Departments of Psychiatry, Neuroscience, and Pathology, Johns Hopkins University School of Medicine, Baltimore, MD 21287, USA.
Proceedings of the National Academy of Sciences (Impact Factor: 9.81). 03/2010; 107(12):5622-7. DOI: 10.1073/pnas.0909284107
Source: PubMed

ABSTRACT Neuregulin-1 (NRG1) and Disrupted-in-Schizophrenia-1 (DISC1) are promising susceptibility factors for schizophrenia. Both are multifunctional proteins with roles in a variety of neurodevelopmental processes, including progenitor cell proliferation, migration, and differentiation. Here, we provide evidence linking these factors together in a single pathway, which is mediated by ErbB receptors and PI3K/Akt. We show that signaling by NRG1 and NRG2, but not NRG3, increase expression of an isoform of DISC1 in vitro. Receptors ErbB2 and ErbB3, but not ErbB4, are responsible for transducing this effect, and PI3K/Akt signaling is also required.

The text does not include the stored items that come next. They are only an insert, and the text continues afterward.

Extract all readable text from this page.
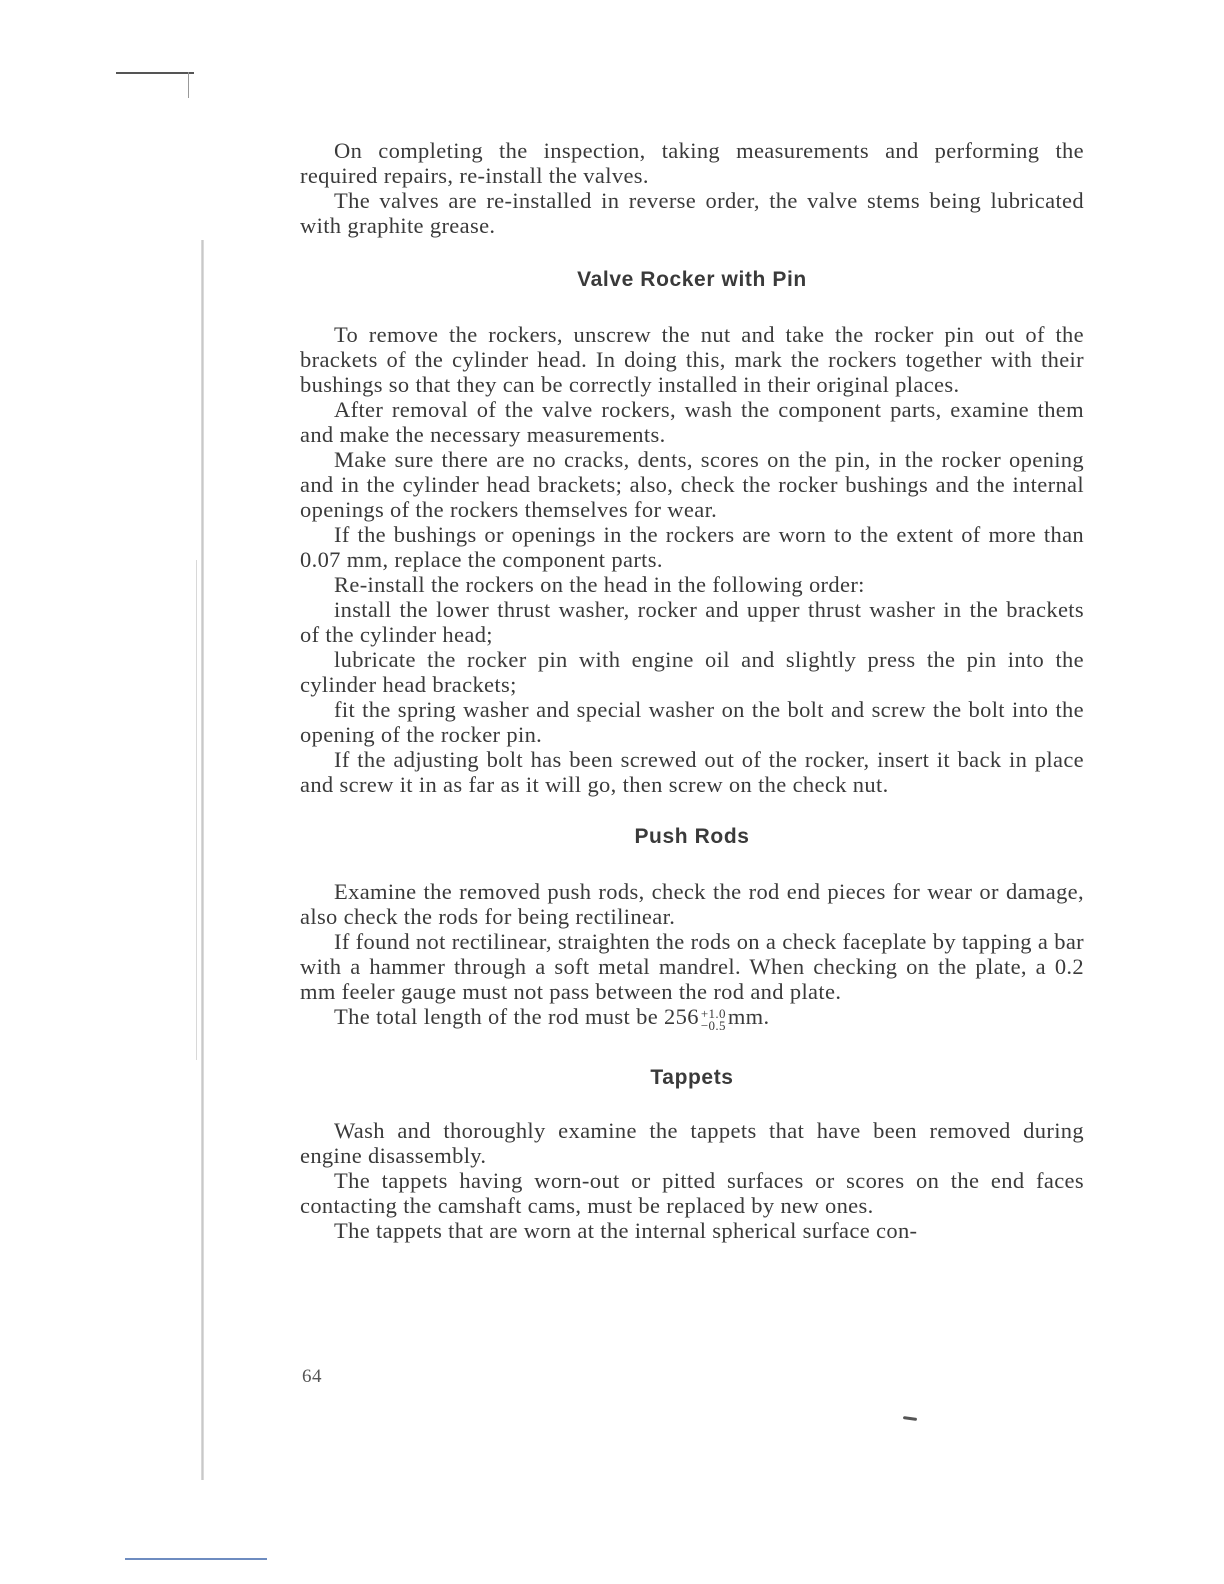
On completing the inspection, taking measurements and performing the required repairs, re-install the valves.

The valves are re-installed in reverse order, the valve stems being lubricated with graphite grease.

Valve Rocker with Pin

To remove the rockers, unscrew the nut and take the rocker pin out of the brackets of the cylinder head. In doing this, mark the rockers together with their bushings so that they can be correctly installed in their original places.

After removal of the valve rockers, wash the component parts, examine them and make the necessary measurements.

Make sure there are no cracks, dents, scores on the pin, in the rocker opening and in the cylinder head brackets; also, check the rocker bushings and the internal openings of the rockers themselves for wear.

If the bushings or openings in the rockers are worn to the extent of more than 0.07 mm, replace the component parts.

Re-install the rockers on the head in the following order:

install the lower thrust washer, rocker and upper thrust washer in the brackets of the cylinder head;

lubricate the rocker pin with engine oil and slightly press the pin into the cylinder head brackets;

fit the spring washer and special washer on the bolt and screw the bolt into the opening of the rocker pin.

If the adjusting bolt has been screwed out of the rocker, insert it back in place and screw it in as far as it will go, then screw on the check nut.

Push Rods

Examine the removed push rods, check the rod end pieces for wear or damage, also check the rods for being rectilinear.

If found not rectilinear, straighten the rods on a check faceplate by tapping a bar with a hammer through a soft metal mandrel. When checking on the plate, a 0.2 mm feeler gauge must not pass between the rod and plate.

The total length of the rod must be 256 +1.0
−0.5 mm.

Tappets

Wash and thoroughly examine the tappets that have been removed during engine disassembly.

The tappets having worn-out or pitted surfaces or scores on the end faces contacting the camshaft cams, must be replaced by new ones.

The tappets that are worn at the internal spherical surface con-

64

In NRG1 knockout mice, this DISC1 isoform is selectively reduced during neurodevelopment. Furthermore, a similar decrease in DISC1 expression is seen in beta-site amyloid precursor protein cleaving enzyme-1 (BACE1) knockout mice, in which NRG1/Akt signaling is reportedly impaired. In contrast to neuronal DISC1 that was reported and characterized, expression of DISC1 in other types of cells in the brain has not been addressed. Here we demonstrate that DISC1, like NRG and ErbB proteins, is expressed in neurons, astrocytes, oligodendrocytes, microglia, and radial progenitors. These findings may connect NRG1, ErbBs, Akt, and DISC1 in a common pathway, which may regulate neurodevelopment and contribute to susceptibility to schizophrenia.